Pourquoi nous regardons les étoiles

par Ploum le 2014-12-27

*ou L’inexorable réduction de la période de similarité au cours de l’histoire de la Vie*

Dans mon billet précédent, dont je vous recommande la lecture préalable, vous avez pu découvrir une version réinventée de l’histoire humaine, dans une perspective sociétale et politique. Aujourd’hui, je vous propose d’élargir notre point de vue et de considérer l’histoire de la vie dans son entièreté.

Ma vision personnelle de l’histoire n’est pas toujours compatible avec la version historique traditionnelle, laquelle se découpe en périodes arbitraires : antiquité, moyen-âge, renaissance, etc.

Il faut bien garder à l’esprit qu’il ne s’agit là que de noms attribués a posteriori et de manière tout à fait arbitraire. Les humains ayant vécu dans une période particulière voire dans une période de transition n’en ont, généralement, jamais eu conscience. Tout comme un habitant d’une maison située à cheval sur une frontière n’en a aucune perception immédiate : la frontière est virtuelle et imaginaire. Mais elle est un outil scolaire qui permet une meilleure compréhension globale. L’histoire n’est pas faite de périodes, elle est essentiellement un glissement continu.

Néanmoins, il existe de véritables points d’inflexion, des changements notables qui vont bouleverser complètement la planète en quelques siècles à peine, autant dire instantanément à l’échelle géologique. Selon moi, les ères que j’ai décrites précédemment, la transmission, la diffusion et l’interconnexion, s’inscrivent dans une histoire beaucoup plus globale qui transcende l’humanité. L’histoire de la Vie, avec un grand V, dont nos courtes périodes humaines ne sont que des épiphénomènes.

Point d’inflexion 1 : la cellule

L’origine de la vie est un phénomène à la fois simple et extrêmement complexe.
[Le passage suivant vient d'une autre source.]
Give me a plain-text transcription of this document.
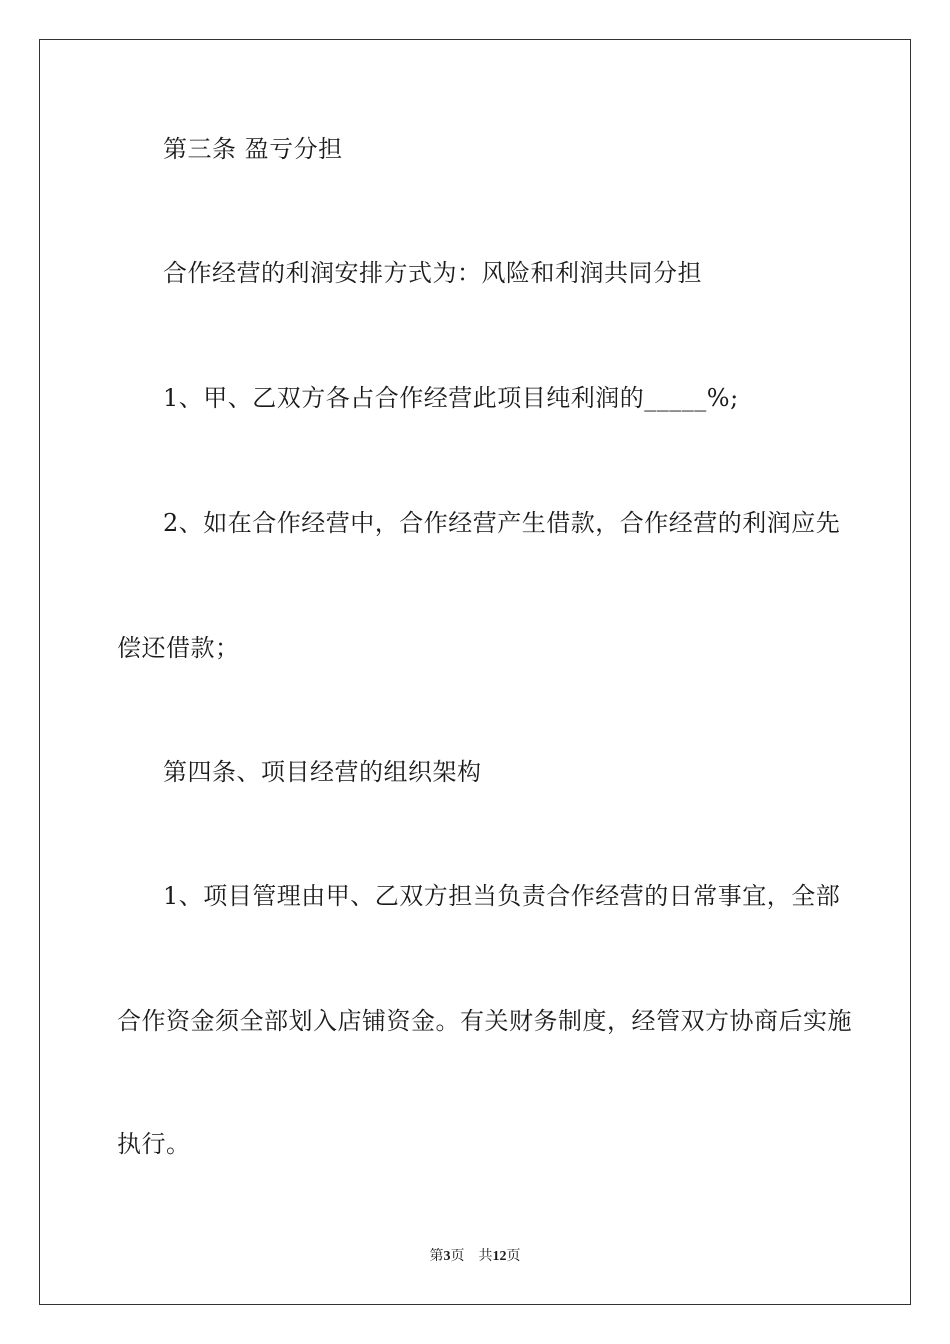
第三条 盈亏分担
合作经营的利润安排方式为：风险和利润共同分担
1、甲、乙双方各占合作经营此项目纯利润的_____%;
2、如在合作经营中，合作经营产生借款，合作经营的利润应先
偿还借款；
第四条、项目经营的组织架构
1、项目管理由甲、乙双方担当负责合作经营的日常事宜，全部
合作资金须全部划入店铺资金。有关财务制度，经管双方协商后实施
执行。
第3页 共12页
Au lecteur intéressé, je conseille la lecture de “À l’écoute du vivant”, par le professeur Christian de Duve.

Mais sans entrer dans les détails, nous retiendrons simplement que les premiers organismes vivants, monocellulaires, apparaissent il y a entre 3 et 4 milliards d’années.

La définition même de la vie prête encore beaucoup à discussion. Cependant, une propriété essentielle et indiscutable est la transmission de l’information. Cette information, stockée sous forme chimique dans l’ADN et l’ARN, se transmet grâce à la mitose.

Le fait qu’une information puisse se transmettre temporellement représente, en quelque sortes, la création même de la ligne du temps. Pendant 10 milliards d’années, l’univers n’avait été qu’un ensemble d’atomes obéissant aux lois physiques de base. La vie est la première manifestation des atomes pour prendre en main leur destin, pour s’émanciper de la physique pure.

Cette transmission de l’information implique l’apparition d’un nouveau mécanisme : l’évolution. Auparavant, un observateur peu instruit n’aurait pas pu faire la différence entre l’univers en un temps donné et le même univers deux ou trois milliards d’années plus tard.

Avec l’apparition de la vie, cette “période de similarité”, se raccourcit sensiblement. Elle est de quelques millions d’années, près de mille fois moins !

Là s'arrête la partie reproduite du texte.